There’s an even more glaring missed opportunity in "Fall." Rory shares a conversation with her now-estranged father Christopher, asking him why he didn’t fight harder to be in her life, and whether he thinks Lorelai being a single mom was the right decision. In retrospect, it’s clear Rory is asking him these questions because she knows she’s pregnant, and is wrestling with whether to involve the father. That’s what she’s wrestling with. Not whether to keep the baby. What if, instead of that strange and stiff conversation between Rory and Christopher, we’d instead seen a scene where Rory asks Lorelai if she ever considered terminating her own pregnancy? It could be an immensely powerful moment between them, and a logical follow-up to their fight over Rory using Lorelai’s story as fodder for her book — Rory could pass it off as research, but after the final four words it would become clear she’s trying to decide whether to keep her own child.

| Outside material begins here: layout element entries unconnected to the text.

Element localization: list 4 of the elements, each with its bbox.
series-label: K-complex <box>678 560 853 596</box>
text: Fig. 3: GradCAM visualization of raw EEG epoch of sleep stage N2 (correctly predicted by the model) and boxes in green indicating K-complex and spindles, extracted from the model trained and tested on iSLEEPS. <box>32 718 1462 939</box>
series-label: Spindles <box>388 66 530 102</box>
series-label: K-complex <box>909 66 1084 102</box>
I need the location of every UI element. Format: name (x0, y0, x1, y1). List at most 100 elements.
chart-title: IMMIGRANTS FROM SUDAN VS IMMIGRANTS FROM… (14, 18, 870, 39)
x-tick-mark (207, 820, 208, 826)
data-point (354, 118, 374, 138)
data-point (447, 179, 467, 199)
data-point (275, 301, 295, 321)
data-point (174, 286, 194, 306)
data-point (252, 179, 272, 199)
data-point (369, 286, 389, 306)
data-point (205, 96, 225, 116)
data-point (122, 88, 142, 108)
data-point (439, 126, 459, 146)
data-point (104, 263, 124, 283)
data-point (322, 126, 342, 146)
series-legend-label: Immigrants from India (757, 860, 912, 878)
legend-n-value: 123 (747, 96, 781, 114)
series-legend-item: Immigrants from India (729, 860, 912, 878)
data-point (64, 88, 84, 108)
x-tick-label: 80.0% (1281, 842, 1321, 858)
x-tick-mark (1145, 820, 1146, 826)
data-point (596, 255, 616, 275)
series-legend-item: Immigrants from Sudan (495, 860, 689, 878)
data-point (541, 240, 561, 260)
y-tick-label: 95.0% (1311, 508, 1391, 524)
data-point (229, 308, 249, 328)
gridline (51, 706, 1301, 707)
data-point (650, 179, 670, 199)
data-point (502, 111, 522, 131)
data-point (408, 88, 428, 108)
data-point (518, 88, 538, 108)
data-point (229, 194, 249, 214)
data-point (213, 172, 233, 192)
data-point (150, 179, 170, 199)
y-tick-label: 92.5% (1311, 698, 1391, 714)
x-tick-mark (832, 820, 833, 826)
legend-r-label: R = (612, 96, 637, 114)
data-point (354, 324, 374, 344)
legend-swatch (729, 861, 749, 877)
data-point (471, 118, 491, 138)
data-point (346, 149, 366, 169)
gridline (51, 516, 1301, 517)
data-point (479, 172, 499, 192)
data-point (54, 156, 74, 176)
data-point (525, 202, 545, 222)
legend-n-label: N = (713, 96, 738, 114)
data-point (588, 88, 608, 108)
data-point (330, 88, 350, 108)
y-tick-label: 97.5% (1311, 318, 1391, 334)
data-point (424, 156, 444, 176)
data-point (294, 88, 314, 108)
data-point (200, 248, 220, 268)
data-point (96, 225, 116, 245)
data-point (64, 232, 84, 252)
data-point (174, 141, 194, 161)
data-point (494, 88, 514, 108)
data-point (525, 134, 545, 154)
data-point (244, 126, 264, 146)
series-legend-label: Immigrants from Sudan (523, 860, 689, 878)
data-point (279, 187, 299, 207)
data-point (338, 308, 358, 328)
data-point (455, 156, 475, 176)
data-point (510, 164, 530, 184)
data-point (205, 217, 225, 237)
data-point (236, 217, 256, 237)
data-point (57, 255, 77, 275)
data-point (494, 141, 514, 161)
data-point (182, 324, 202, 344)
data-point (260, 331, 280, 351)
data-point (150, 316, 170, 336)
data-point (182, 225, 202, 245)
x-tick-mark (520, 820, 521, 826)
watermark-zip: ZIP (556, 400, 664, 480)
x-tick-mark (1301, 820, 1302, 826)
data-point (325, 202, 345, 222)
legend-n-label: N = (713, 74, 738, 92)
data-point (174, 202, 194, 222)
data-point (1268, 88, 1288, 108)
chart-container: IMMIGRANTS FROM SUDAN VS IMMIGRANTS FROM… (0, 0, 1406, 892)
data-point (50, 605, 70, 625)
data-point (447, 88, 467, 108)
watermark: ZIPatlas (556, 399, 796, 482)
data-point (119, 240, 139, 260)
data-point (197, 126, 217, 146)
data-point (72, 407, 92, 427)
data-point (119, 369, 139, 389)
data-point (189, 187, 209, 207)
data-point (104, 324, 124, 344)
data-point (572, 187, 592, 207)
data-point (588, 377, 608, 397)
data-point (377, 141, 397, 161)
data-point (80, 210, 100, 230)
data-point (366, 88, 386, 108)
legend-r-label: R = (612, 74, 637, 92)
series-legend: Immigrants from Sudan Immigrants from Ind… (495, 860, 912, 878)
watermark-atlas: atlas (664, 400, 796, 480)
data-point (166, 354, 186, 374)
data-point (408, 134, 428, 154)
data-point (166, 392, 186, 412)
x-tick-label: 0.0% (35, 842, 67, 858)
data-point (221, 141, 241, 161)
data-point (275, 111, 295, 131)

Gilmore Girls: A Year In The Life premiered at a terrifying moment for women in America, a time when abortion rights are under threat in ways that nobody could have predicted during the revival’s production. Abortion on television has never been more accepted, but abortion in the U.S. is a different story. I’m glad that Amy Sherman-Palladino has made her own stance clear in interviews, and I’m glad that in her mind, Rory Gilmore has the right to choose. But Gilmore Girls as a show has consistently chosen to remove itself from the conversation about abortion, mining drama out of multiple unplanned pregnancies without ever acknowledging their termination as a possibility. It is not, and never has been, an openly pro-choice show.